Gravité des brûlures chez l’enfant


Les brûlures font partie des accidents de la vie courante et représentent à ce titre la première cause de mortalité chez l’enfant [3]. Les brûlures ne sont pas les accidents les plus fréquents. Cependant, comparativement aux autres causes d’accidents de la vie courante chez l’enfant, les brûlures donnent lieu à un plus grand nombre de séjours en réanimation ainsi qu’à un plus grand nombre de journées d’hospitalisation [4].

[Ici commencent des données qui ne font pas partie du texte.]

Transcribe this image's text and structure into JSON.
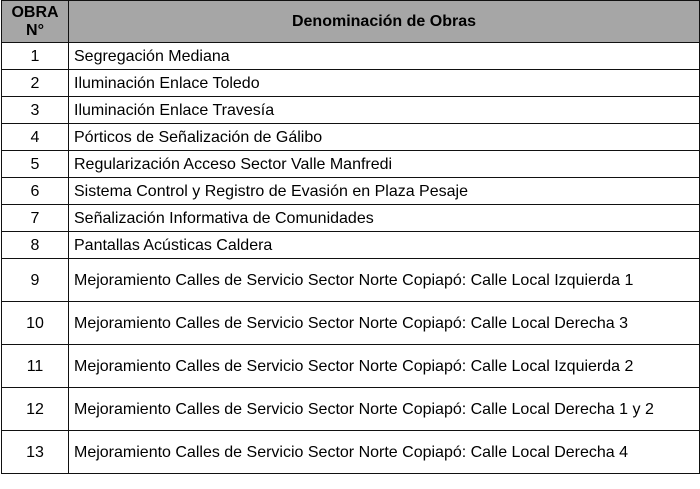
{
  "headers": {
    "number": "OBRA N°",
    "name": "Denominación de Obras"
  },
  "rows": [
    {
      "number": "1",
      "name": "Segregación Mediana"
    },
    {
      "number": "2",
      "name": "Iluminación Enlace Toledo"
    },
    {
      "number": "3",
      "name": "Iluminación Enlace Travesía"
    },
    {
      "number": "4",
      "name": "Pórticos de Señalización de Gálibo"
    },
    {
      "number": "5",
      "name": "Regularización Acceso Sector Valle Manfredi"
    },
    {
      "number": "6",
      "name": "Sistema Control y Registro de Evasión en Plaza Pesaje"
    },
    {
      "number": "7",
      "name": "Señalización Informativa de Comunidades"
    },
    {
      "number": "8",
      "name": "Pantallas Acústicas Caldera"
    },
    {
      "number": "9",
      "name": "Mejoramiento Calles de Servicio Sector Norte Copiapó: Calle Local Izquierda 1"
    },
    {
      "number": "10",
      "name": "Mejoramiento Calles de Servicio Sector Norte Copiapó: Calle Local Derecha 3"
    },
    {
      "number": "11",
      "name": "Mejoramiento Calles de Servicio Sector Norte Copiapó: Calle Local Izquierda 2"
    },
    {
      "number": "12",
      "name": "Mejoramiento Calles de Servicio Sector Norte Copiapó: Calle Local Derecha 1 y 2"
    },
    {
      "number": "13",
      "name": "Mejoramiento Calles de Servicio Sector Norte Copiapó: Calle Local Derecha 4"
    }
  ]
}
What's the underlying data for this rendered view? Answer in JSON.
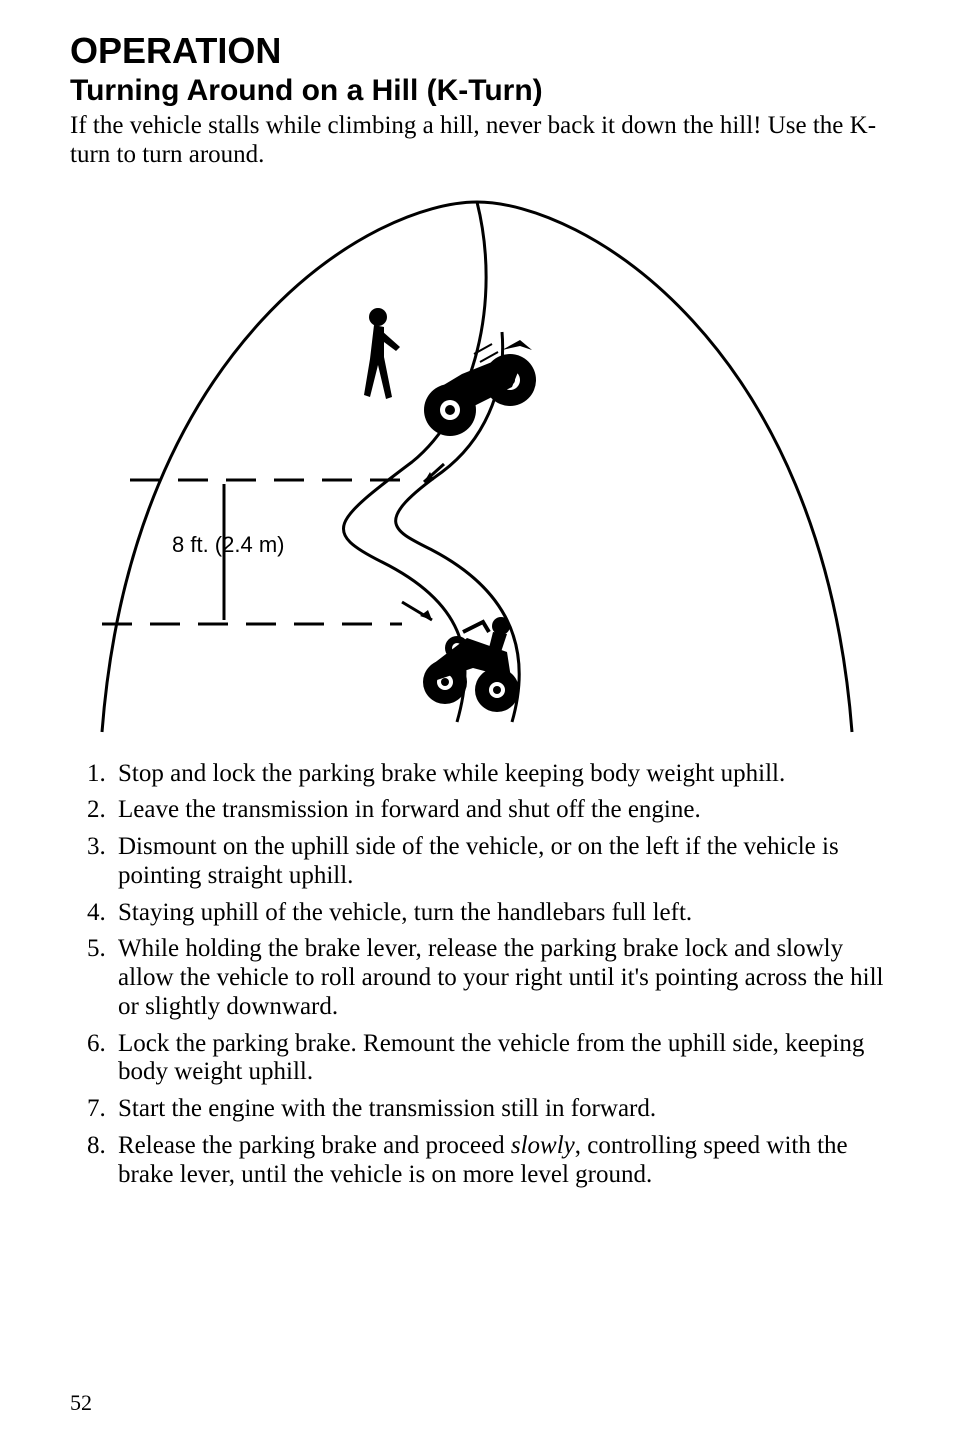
{
  "heading": "OPERATION",
  "subheading": "Turning Around on a Hill (K-Turn)",
  "intro": "If the vehicle stalls while climbing a hill, never back it down the hill! Use the K-turn to turn around.",
  "diagram": {
    "label": "8 ft. (2.4 m)",
    "label_fontfamily": "Arial, Helvetica, sans-serif",
    "label_fontsize": 22,
    "colors": {
      "stroke": "#000000",
      "fill_black": "#000000",
      "bg": "#ffffff"
    },
    "stroke_width_outline": 3,
    "stroke_width_dash": 3,
    "dash_pattern": "30 18"
  },
  "steps": [
    "Stop and lock the parking brake while keeping body weight uphill.",
    "Leave the transmission in forward and shut off the engine.",
    "Dismount on the uphill side of the vehicle, or on the left if the vehicle is pointing straight uphill.",
    "Staying uphill of the vehicle, turn the handlebars full left.",
    "While holding the brake lever, release the parking brake lock and slowly allow the vehicle to roll around to your right until it's pointing across the hill or slightly downward.",
    "Lock the parking brake. Remount the vehicle from the uphill side, keeping body weight uphill.",
    "Start the engine with the transmission still in forward.",
    "Release the parking brake and proceed <em>slowly</em>, controlling speed with the brake lever, until the vehicle is on more level ground."
  ],
  "page_number": "52"
}
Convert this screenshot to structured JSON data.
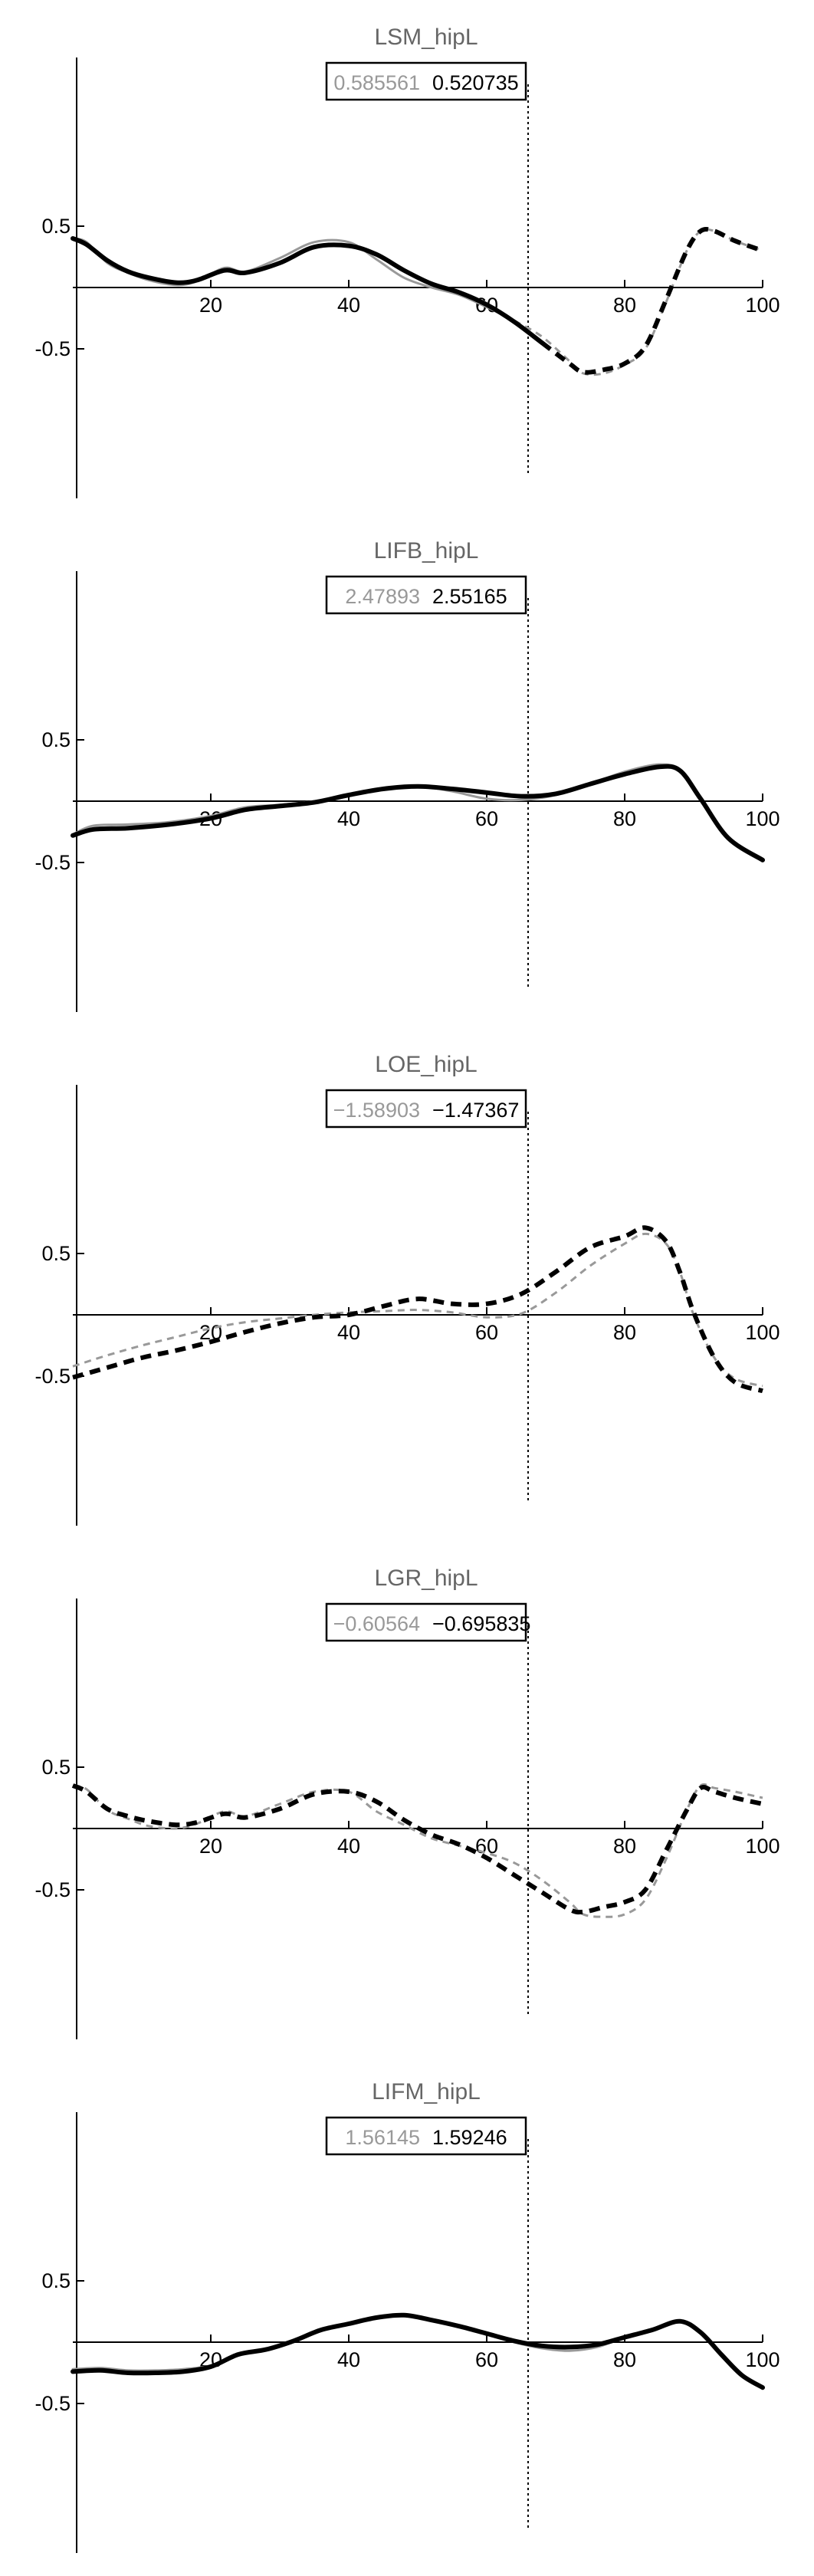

Particularités anatomophysiologiques de l’enfant


L’enfant n’est pas simplement un adulte en miniature. C’est un organisme en croissance qui possède des particularités anatomiques, physiologiques et psychologiques qui ont des conséquences importantes en cas de brûlure.


Le jeune nourrisson a une surface cutanée, un volume extracellulaire, un débit cardiaque et une consommation d’oxygène, indexés par rapport au poids corporel, beaucoup plus importants que l’adulte [6].







Particularités pharmacologiques : traitement de la douleur


L’expression de la douleur est différente chez le nouveau-né et le nourrisson par rapport à l’adulte. L’expression non verbale, comportementale, est prédominante. L’évaluation de la douleur doit faire appel à des échelles spécifiques.


D’un point de vue thérapeutique, la clairance de nombreux agents est réduite chez le jeune nourrisson en raison de l’immaturité hépatique et rénale. La composition corporelle, la concentration des protéines porteuses, la perméabilité de la barrière hémato-encéphalique expliquent également une plus grande sensibilité aux effets pharmacologiques des morphiniques et des agents dépresseurs du système nerveux central lors des premiers mois de la vie.


La clairance des morphiniques atteint les valeurs observées chez l’adulte entre 2 et 6 mois. À cette période les effets sur la commande ventilatoire sont comparables à ceux observés chez l’adulte pour un même niveau de concentration plasmatique.


Entre 1 et 6 ans, la clairance d’élimination des hypnotiques et des morphiniques est supérieure à celle de l’adulte, probablement en rapport avec une augmentation de la masse hépatique indexée. Il convient donc généralement d’ajuster à la hausse les doses indexées en mg/kg chez les enfants d’âge préscolaire [10].


Cependant, les variations importantes de la volémie induites par la brûlure interfèrent également avec le volume de distribution des agents pharmacologiques. Il est préférable chaque fois que possible de procéder par titration.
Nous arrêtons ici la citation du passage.